The international news, an ongoing
opera buffa
composed by an amateur, hadn’t evolved much since yesterday; Ross read a few headlines and kept turning the page. He decelerated
somewhat at the business section and obituaries, then read in micro-scopic detail about the Red Sox, who were tormenting their
fans with another peek-a-boo pennant race. The team had a genius for floundering like a gasping fish on the brink of elimination,
sending the local sportswriters into a frenzy of hopeful speculation. Eleven more wins—
eleven
—and the Sox were in the playoffs. Once again, as he had for the last forty-odd years, Ross allowed himself to believe that
a fundamental dearth of cunning, speed, and power could be miraculously overcome by the wishful thinking of five million baseball
fans.

Ross was still plotting the ultimate pitching rotation as he skimmed over the New England news briefs, a last-minute assortment
of stabbings, fires, and moose sightings tucked in the rear of the paper. He was an inch into the article titled
ACCIDENT CLAIMS RESTAURATEUR
before he realized that Guy Witten was dead. Suddenly out of breath, ill almost, Ross put down his coffee and stared at the
words in front of him. Guy? With full attention this time, he reread the small paragraph: The other night, in the rain, a
few miles north of Boston, Guy had hit the median on Route 93 and spun into a ditch. Police were investigating whether he
had died of injuries sustained in the accident or of abdominal wounds he had apparently received prior to the crash.

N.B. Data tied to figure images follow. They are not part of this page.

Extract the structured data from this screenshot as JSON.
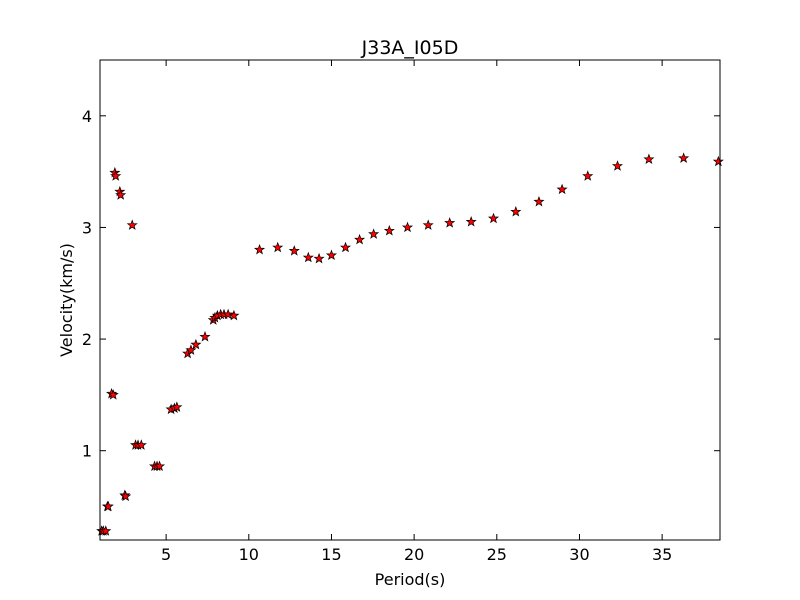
{
  "chart_data": {
    "type": "scatter",
    "title": "J33A_I05D",
    "xlabel": "Period(s)",
    "ylabel": "Velocity(km/s)",
    "xlim": [
      1,
      38.5
    ],
    "ylim": [
      0.2,
      4.5
    ],
    "xticks": [
      5,
      10,
      15,
      20,
      25,
      30,
      35
    ],
    "yticks": [
      1,
      2,
      3,
      4
    ],
    "marker": "star",
    "marker_color": "#ff0000",
    "marker_edge_color": "#000000",
    "grid": false,
    "points": [
      {
        "x": 1.1,
        "y": 0.28
      },
      {
        "x": 1.2,
        "y": 0.28
      },
      {
        "x": 1.35,
        "y": 0.28
      },
      {
        "x": 1.45,
        "y": 0.5
      },
      {
        "x": 1.5,
        "y": 0.5
      },
      {
        "x": 1.7,
        "y": 1.51
      },
      {
        "x": 1.8,
        "y": 1.5
      },
      {
        "x": 1.9,
        "y": 3.49
      },
      {
        "x": 1.95,
        "y": 3.46
      },
      {
        "x": 2.2,
        "y": 3.32
      },
      {
        "x": 2.25,
        "y": 3.29
      },
      {
        "x": 2.5,
        "y": 0.6
      },
      {
        "x": 2.55,
        "y": 0.59
      },
      {
        "x": 2.95,
        "y": 3.02
      },
      {
        "x": 3.15,
        "y": 1.05
      },
      {
        "x": 3.3,
        "y": 1.05
      },
      {
        "x": 3.5,
        "y": 1.05
      },
      {
        "x": 4.3,
        "y": 0.86
      },
      {
        "x": 4.45,
        "y": 0.86
      },
      {
        "x": 4.6,
        "y": 0.86
      },
      {
        "x": 5.3,
        "y": 1.37
      },
      {
        "x": 5.5,
        "y": 1.38
      },
      {
        "x": 5.65,
        "y": 1.39
      },
      {
        "x": 6.3,
        "y": 1.87
      },
      {
        "x": 6.5,
        "y": 1.9
      },
      {
        "x": 6.8,
        "y": 1.95
      },
      {
        "x": 7.35,
        "y": 2.02
      },
      {
        "x": 7.85,
        "y": 2.17
      },
      {
        "x": 7.95,
        "y": 2.19
      },
      {
        "x": 8.1,
        "y": 2.21
      },
      {
        "x": 8.3,
        "y": 2.22
      },
      {
        "x": 8.5,
        "y": 2.22
      },
      {
        "x": 8.75,
        "y": 2.22
      },
      {
        "x": 9.1,
        "y": 2.21
      },
      {
        "x": 10.65,
        "y": 2.8
      },
      {
        "x": 11.75,
        "y": 2.82
      },
      {
        "x": 12.75,
        "y": 2.79
      },
      {
        "x": 13.6,
        "y": 2.73
      },
      {
        "x": 14.25,
        "y": 2.72
      },
      {
        "x": 15.0,
        "y": 2.75
      },
      {
        "x": 15.85,
        "y": 2.82
      },
      {
        "x": 16.7,
        "y": 2.89
      },
      {
        "x": 17.55,
        "y": 2.94
      },
      {
        "x": 18.5,
        "y": 2.97
      },
      {
        "x": 19.6,
        "y": 3.0
      },
      {
        "x": 20.85,
        "y": 3.02
      },
      {
        "x": 22.15,
        "y": 3.04
      },
      {
        "x": 23.45,
        "y": 3.05
      },
      {
        "x": 24.8,
        "y": 3.08
      },
      {
        "x": 26.15,
        "y": 3.14
      },
      {
        "x": 27.55,
        "y": 3.23
      },
      {
        "x": 28.95,
        "y": 3.34
      },
      {
        "x": 30.5,
        "y": 3.46
      },
      {
        "x": 32.3,
        "y": 3.55
      },
      {
        "x": 34.2,
        "y": 3.61
      },
      {
        "x": 36.3,
        "y": 3.62
      },
      {
        "x": 38.4,
        "y": 3.59
      }
    ]
  }
}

“Hi, bubbala,” Emily said sleepily, padding into the kitchen, kissing the top of his head. “I smell coffee.”

He only stared, torn between telling her the bad news himself or scuttling away to the office and letting her trip upon the
article the same way he had. Ross wasn’t really afraid to tell Emily that Guy was dead; he was only afraid of her reaction.
Was he better off abandoning her to her grief and guilt, letting her privately swing in the wind? Or was it better to play
Mr. Rock of
Ages and be there to catch her? Oh Christ! He wished she had never met Guy Witten! With him alive, now even with him dead,
things would never be the same. Ross watched his wife pour a cup of coffee and slosh into the chair opposite him. Her glasses
tilted across her nose, her hair skittered against the laws of gravity. She looked like a girl, a daughter—his: no way could
he leave her alone with news like that and still call himself a man. Ross waited until she had taken a few sips of coffee,
then said, “I’m afraid there’s some bad news in the paper today, darling.”